We have so much to be thankful for, whilst at the same time so much to strive for, collectively. During Women’s History Month, we get to celebrate womanhood. Equality would mean that we wouldn’t require seasonal celebration, because the celebration would be constant.
Can you give us an example of when you were discriminated against because of your gender?
Sadly, I can absolutely give examples. I know that many women can. I’ve been threatened with violence, touched inappropriately and my expert opinion diminished purely because of my gender. I use these stories in my consultancy and across social media, to unpack stereotypes, biases and beliefs. Discrimination negatively affected my experience, progression and salary – both structural and individual; from across the genders.

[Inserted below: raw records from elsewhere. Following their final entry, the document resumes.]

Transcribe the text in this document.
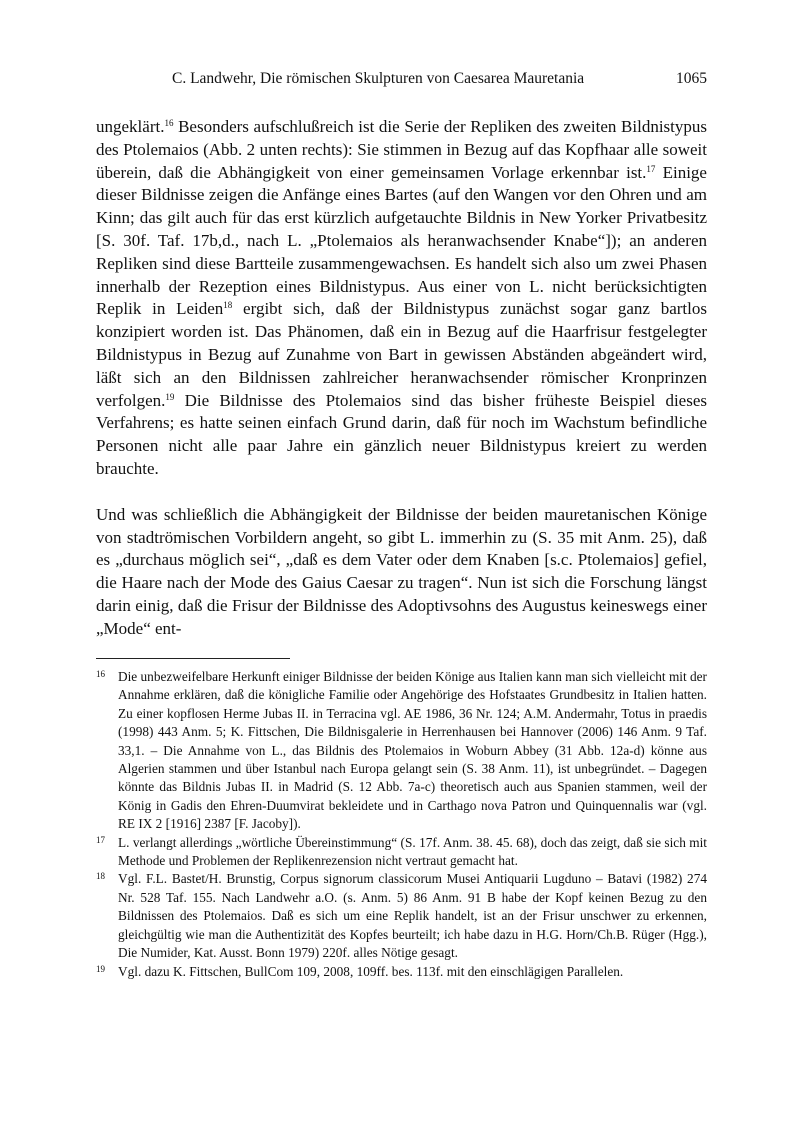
C. Landwehr, Die römischen Skulpturen von Caesarea Mauretania	1065

ungeklärt.$^{16}$ Besonders aufschlußreich ist die Serie der Repliken des zweiten Bildnistypus des Ptolemaios (Abb. 2 unten rechts): Sie stimmen in Bezug auf das Kopfhaar alle soweit überein, daß die Abhängigkeit von einer gemeinsamen Vorlage erkennbar ist.$^{17}$ Einige dieser Bildnisse zeigen die Anfänge eines Bartes (auf den Wangen vor den Ohren und am Kinn; das gilt auch für das erst kürzlich aufgetauchte Bildnis in New Yorker Privatbesitz [S. 30f. Taf. 17b,d., nach L. „Ptolemaios als heranwachsender Knabe“]); an anderen Repliken sind diese Bartteile zusammengewachsen. Es handelt sich also um zwei Phasen innerhalb der Rezeption eines Bildnistypus. Aus einer von L. nicht berücksichtigten Replik in Leiden$^{18}$ ergibt sich, daß der Bildnistypus zunächst sogar ganz bartlos konzipiert worden ist. Das Phänomen, daß ein in Bezug auf die Haarfrisur festgelegter Bildnistypus in Bezug auf Zunahme von Bart in gewissen Abständen abgeändert wird, läßt sich an den Bildnissen zahlreicher heranwachsender römischer Kronprinzen verfolgen.$^{19}$ Die Bildnisse des Ptolemaios sind das bisher früheste Beispiel dieses Verfahrens; es hatte seinen einfach Grund darin, daß für noch im Wachstum befindliche Personen nicht alle paar Jahre ein gänzlich neuer Bildnistypus kreiert zu werden brauchte.

Und was schließlich die Abhängigkeit der Bildnisse der beiden mauretanischen Könige von stadtrömischen Vorbildern angeht, so gibt L. immerhin zu (S. 35 mit Anm. 25), daß es „durchaus möglich sei“, „daß es dem Vater oder dem Knaben [s.c. Ptolemaios] gefiel, die Haare nach der Mode des Gaius Caesar zu tragen“. Nun ist sich die Forschung längst darin einig, daß die Frisur der Bildnisse des Adoptivsohns des Augustus keineswegs einer „Mode“ ent-

16 Die unbezweifelbare Herkunft einiger Bildnisse der beiden Könige aus Italien kann man sich vielleicht mit der Annahme erklären, daß die königliche Familie oder Angehörige des Hofstaates Grundbesitz in Italien hatten. Zu einer kopflosen Herme Jubas II. in Terracina vgl. AE 1986, 36 Nr. 124; A.M. Andermahr, Totus in praedis (1998) 443 Anm. 5; K. Fittschen, Die Bildnisgalerie in Herrenhausen bei Hannover (2006) 146 Anm. 9 Taf. 33,1. – Die Annahme von L., das Bildnis des Ptolemaios in Woburn Abbey (31 Abb. 12a-d) könne aus Algerien stammen und über Istanbul nach Europa gelangt sein (S. 38 Anm. 11), ist unbegründet. – Dagegen könnte das Bildnis Jubas II. in Madrid (S. 12 Abb. 7a-c) theoretisch auch aus Spanien stammen, weil der König in Gadis den Ehren-Duumvirat bekleidete und in Carthago nova Patron und Quinquennalis war (vgl. RE IX 2 [1916] 2387 [F. Jacoby]).
17 L. verlangt allerdings „wörtliche Übereinstimmung“ (S. 17f. Anm. 38. 45. 68), doch das zeigt, daß sie sich mit Methode und Problemen der Replikenrezension nicht vertraut gemacht hat.
18 Vgl. F.L. Bastet/H. Brunstig, Corpus signorum classicorum Musei Antiquarii Lugduno – Batavi (1982) 274 Nr. 528 Taf. 155. Nach Landwehr a.O. (s. Anm. 5) 86 Anm. 91 B habe der Kopf keinen Bezug zu den Bildnissen des Ptolemaios. Daß es sich um eine Replik handelt, ist an der Frisur unschwer zu erkennen, gleichgültig wie man die Authentizität des Kopfes beurteilt; ich habe dazu in H.G. Horn/Ch.B. Rüger (Hgg.), Die Numider, Kat. Ausst. Bonn 1979) 220f. alles Nötige gesagt.
19 Vgl. dazu K. Fittschen, BullCom 109, 2008, 109ff. bes. 113f. mit den einschlägigen Parallelen.
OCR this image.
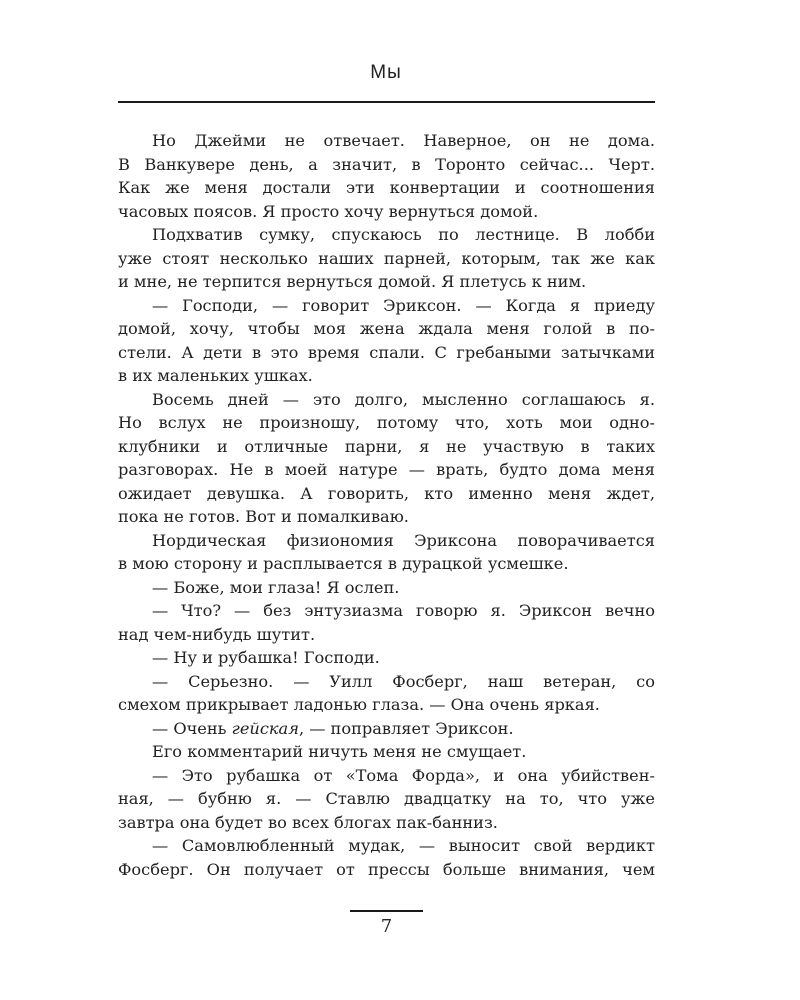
Мы
Но Джейми не отвечает. Наверное, он не дома.
В Ванкувере день, а значит, в Торонто сейчас... Черт.
Как же меня достали эти конвертации и соотношения
часовых поясов. Я просто хочу вернуться домой.
Подхватив сумку, спускаюсь по лестнице. В лобби
уже стоят несколько наших парней, которым, так же как
и мне, не терпится вернуться домой. Я плетусь к ним.
— Господи, — говорит Эриксон. — Когда я приеду
домой, хочу, чтобы моя жена ждала меня голой в по-
стели. А дети в это время спали. С гребаными затычками
в их маленьких ушках.
Восемь дней — это долго, мысленно соглашаюсь я.
Но вслух не произношу, потому что, хоть мои одно-
клубники и отличные парни, я не участвую в таких
разговорах. Не в моей натуре — врать, будто дома меня
ожидает девушка. А говорить, кто именно меня ждет,
пока не готов. Вот и помалкиваю.
Нордическая физиономия Эриксона поворачивается
в мою сторону и расплывается в дурацкой усмешке.
— Боже, мои глаза! Я ослеп.
— Что? — без энтузиазма говорю я. Эриксон вечно
над чем-нибудь шутит.
— Ну и рубашка! Господи.
— Серьезно. — Уилл Фосберг, наш ветеран, со
смехом прикрывает ладонью глаза. — Она очень яркая.
— Очень гейская, — поправляет Эриксон.
Его комментарий ничуть меня не смущает.
— Это рубашка от «Тома Форда», и она убийствен-
ная, — бубню я. — Ставлю двадцатку на то, что уже
завтра она будет во всех блогах пак-банниз.
— Самовлюбленный мудак, — выносит свой вердикт
Фосберг. Он получает от прессы больше внимания, чем
7
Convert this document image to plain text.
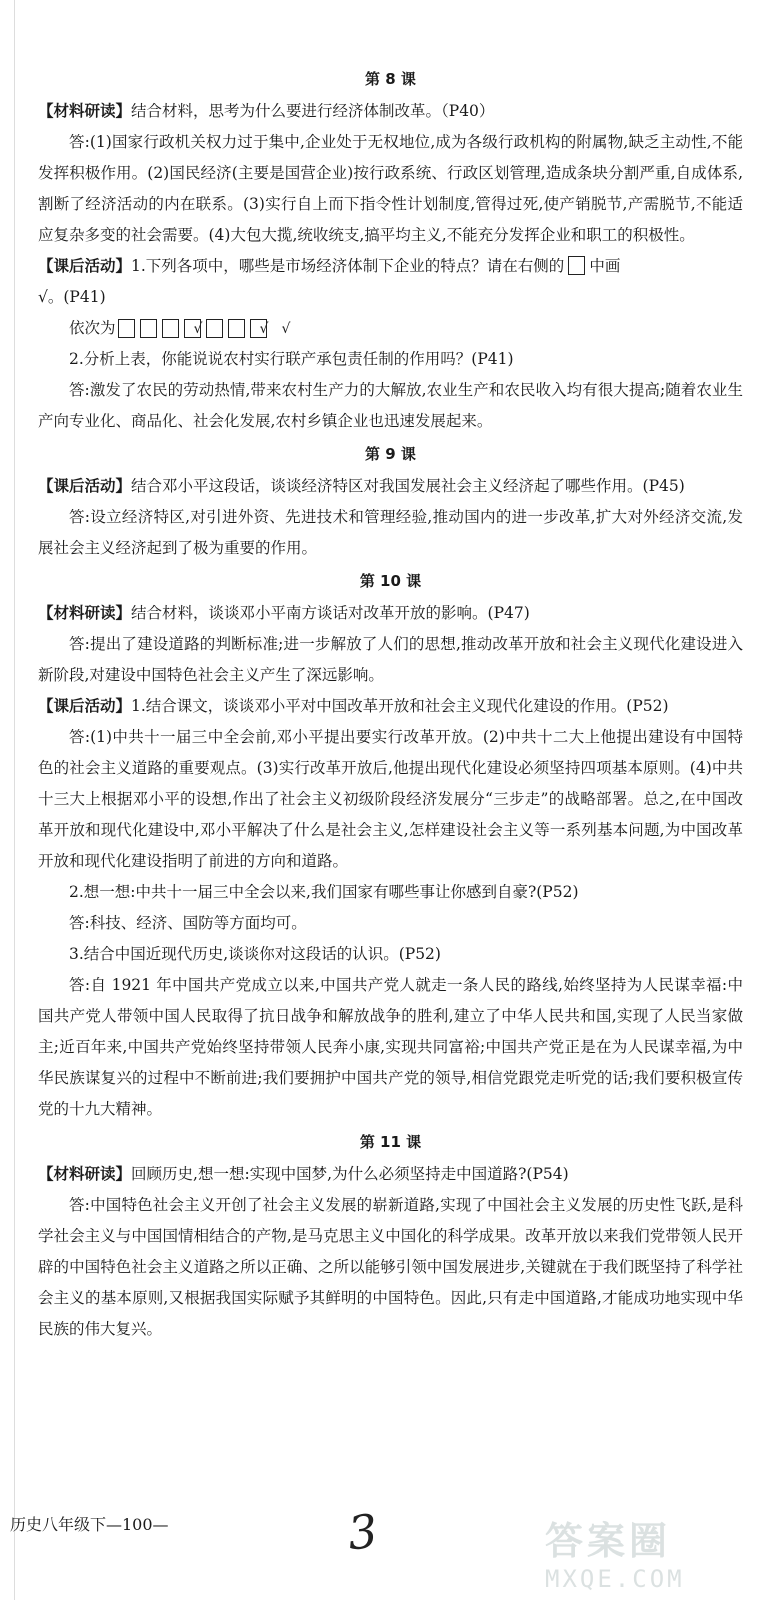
第 8 课

【材料研读】结合材料，思考为什么要进行经济体制改革。（P40）

答:(1)国家行政机关权力过于集中,企业处于无权地位,成为各级行政机构的附属物,缺乏主动性,不能发挥积极作用。(2)国民经济(主要是国营企业)按行政系统、行政区划管理,造成条块分割严重,自成体系,割断了经济活动的内在联系。(3)实行自上而下指令性计划制度,管得过死,使产销脱节,产需脱节,不能适应复杂多变的社会需要。(4)大包大揽,统收统支,搞平均主义,不能充分发挥企业和职工的积极性。

【课后活动】1.下列各项中，哪些是市场经济体制下企业的特点？请在右侧的 中画
√。(P41)

依次为	√	√ √

2.分析上表，你能说说农村实行联产承包责任制的作用吗？(P41)

答:激发了农民的劳动热情,带来农村生产力的大解放,农业生产和农民收入均有很大提高;随着农业生产向专业化、商品化、社会化发展,农村乡镇企业也迅速发展起来。

第 9 课

【课后活动】结合邓小平这段话，谈谈经济特区对我国发展社会主义经济起了哪些作用。(P45)

答:设立经济特区,对引进外资、先进技术和管理经验,推动国内的进一步改革,扩大对外经济交流,发展社会主义经济起到了极为重要的作用。

第 10 课

【材料研读】结合材料，谈谈邓小平南方谈话对改革开放的影响。(P47)

答:提出了建设道路的判断标准;进一步解放了人们的思想,推动改革开放和社会主义现代化建设进入新阶段,对建设中国特色社会主义产生了深远影响。

【课后活动】1.结合课文，谈谈邓小平对中国改革开放和社会主义现代化建设的作用。(P52)

答:(1)中共十一届三中全会前,邓小平提出要实行改革开放。(2)中共十二大上他提出建设有中国特色的社会主义道路的重要观点。(3)实行改革开放后,他提出现代化建设必须坚持四项基本原则。(4)中共十三大上根据邓小平的设想,作出了社会主义初级阶段经济发展分“三步走”的战略部署。总之,在中国改革开放和现代化建设中,邓小平解决了什么是社会主义,怎样建设社会主义等一系列基本问题,为中国改革开放和现代化建设指明了前进的方向和道路。

2.想一想:中共十一届三中全会以来,我们国家有哪些事让你感到自豪?(P52)

答:科技、经济、国防等方面均可。

3.结合中国近现代历史,谈谈你对这段话的认识。(P52)

答:自 1921 年中国共产党成立以来,中国共产党人就走一条人民的路线,始终坚持为人民谋幸福:中国共产党人带领中国人民取得了抗日战争和解放战争的胜利,建立了中华人民共和国,实现了人民当家做主;近百年来,中国共产党始终坚持带领人民奔小康,实现共同富裕;中国共产党正是在为人民谋幸福,为中华民族谋复兴的过程中不断前进;我们要拥护中国共产党的领导,相信党跟党走听党的话;我们要积极宣传党的十九大精神。

第 11 课

【材料研读】回顾历史,想一想:实现中国梦,为什么必须坚持走中国道路?(P54)

答:中国特色社会主义开创了社会主义发展的崭新道路,实现了中国社会主义发展的历史性飞跃,是科学社会主义与中国国情相结合的产物,是马克思主义中国化的科学成果。改革开放以来我们党带领人民开辟的中国特色社会主义道路之所以正确、之所以能够引领中国发展进步,关键就在于我们既坚持了科学社会主义的基本原则,又根据我国实际赋予其鲜明的中国特色。因此,只有走中国道路,才能成功地实现中华民族的伟大复兴。

历史八年级下—100—	3	答案圈
MXQE.COM
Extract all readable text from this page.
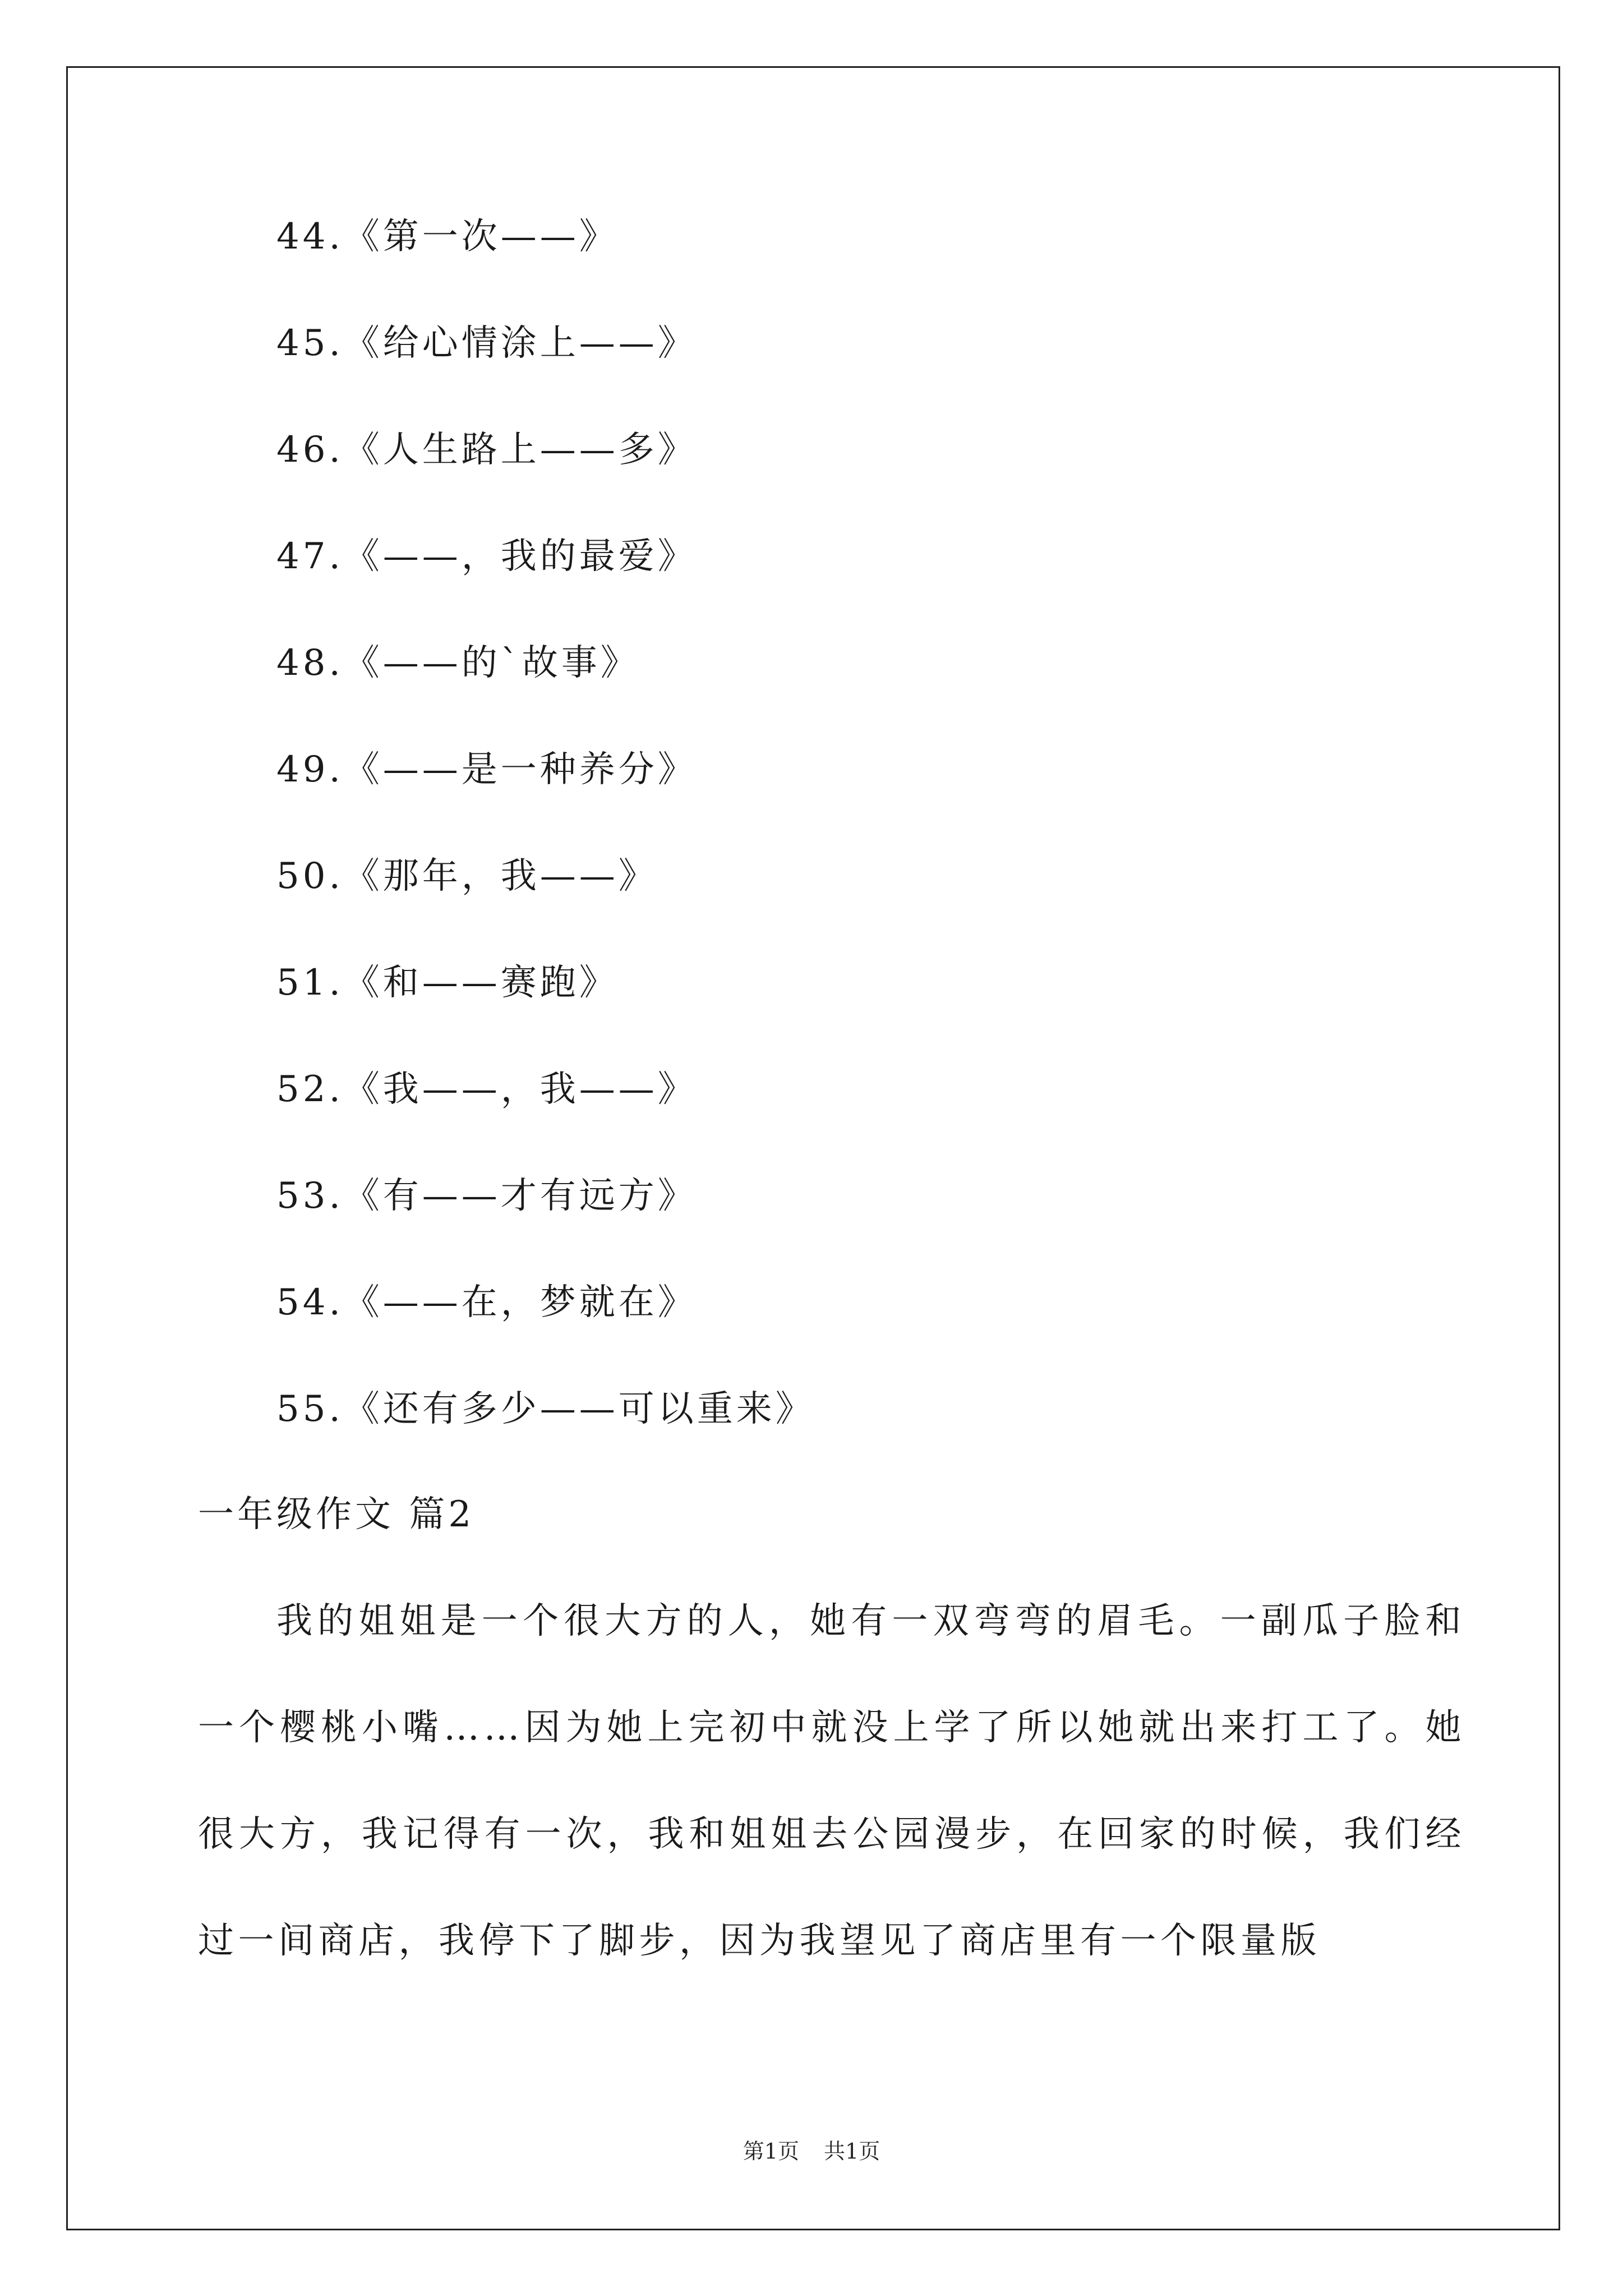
44.《第一次——》
45.《给心情涂上——》
46.《人生路上——多》
47.《——，我的最爱》
48.《——的`故事》
49.《——是一种养分》
50.《那年，我——》
51.《和——赛跑》
52.《我——，我——》
53.《有——才有远方》
54.《——在，梦就在》
55.《还有多少——可以重来》
一年级作文 篇2

我的姐姐是一个很大方的人，她有一双弯弯的眉毛。一副瓜子脸和一个樱桃小嘴……因为她上完初中就没上学了所以她就出来打工了。她很大方，我记得有一次，我和姐姐去公园漫步，在回家的时候，我们经过一间商店，我停下了脚步，因为我望见了商店里有一个限量版

第1页 共1页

The challenge we have is that everyone has been listening to the same messages for a long time. So, as well as activism, a level of understanding is also required, for the experiences of others, even if we don’t (and shouldn’t) agree with their views. We also need to find better ways of acknowledging and accepting the intersectionalities within womxnhood too.
How did you overcome this?
In a variety of ways. Sometimes, gender discrimination triggered me to simply leave the organisation; sometimes, I pushed against the system and learnt quickly that the game is rigged (and not in my favour). So, it’s good to see the focus change, especially on remuneration, albeit not quickly enough.
My experiences have increased my passion for diversity and inclusion, as well as my engagement in positive activism.
I lean heavily into these lived experiences with both professional and personal insights, to help unpack challenging topics; working with HR directors and other executives in a variety of ways including interactive workshops, challenging facilitated conversations and public speaking/panel work.
I’m able to reflect on and share stories and observations that employees may not feel safe enough to do, even within safe spaces such as staff networks; I also bring an understanding of the importance of language and communication, alongside HR and corporate responsibilities.
What advice would you give to your younger self and future generations of women who strive to live in a more equal world?
Its advice for all ages, all genders, all everyone, really!
Treat others as you wish to be treated: They won’t always return the favour. That doesn’t matter. You will have retained your integrity and self-respect. And you will feel better for it.
Keep calling stuff out: If you see it, say it – the conversation needs ALL of our voices.
Listen to other womxn’s lived experience: Experience gender inequalities across the intersectionality’s though panels, workshops, books… however you best take in information, seek out the difference.
Nobody knows everything: And nobody is perfect. We’re all on this journey, together.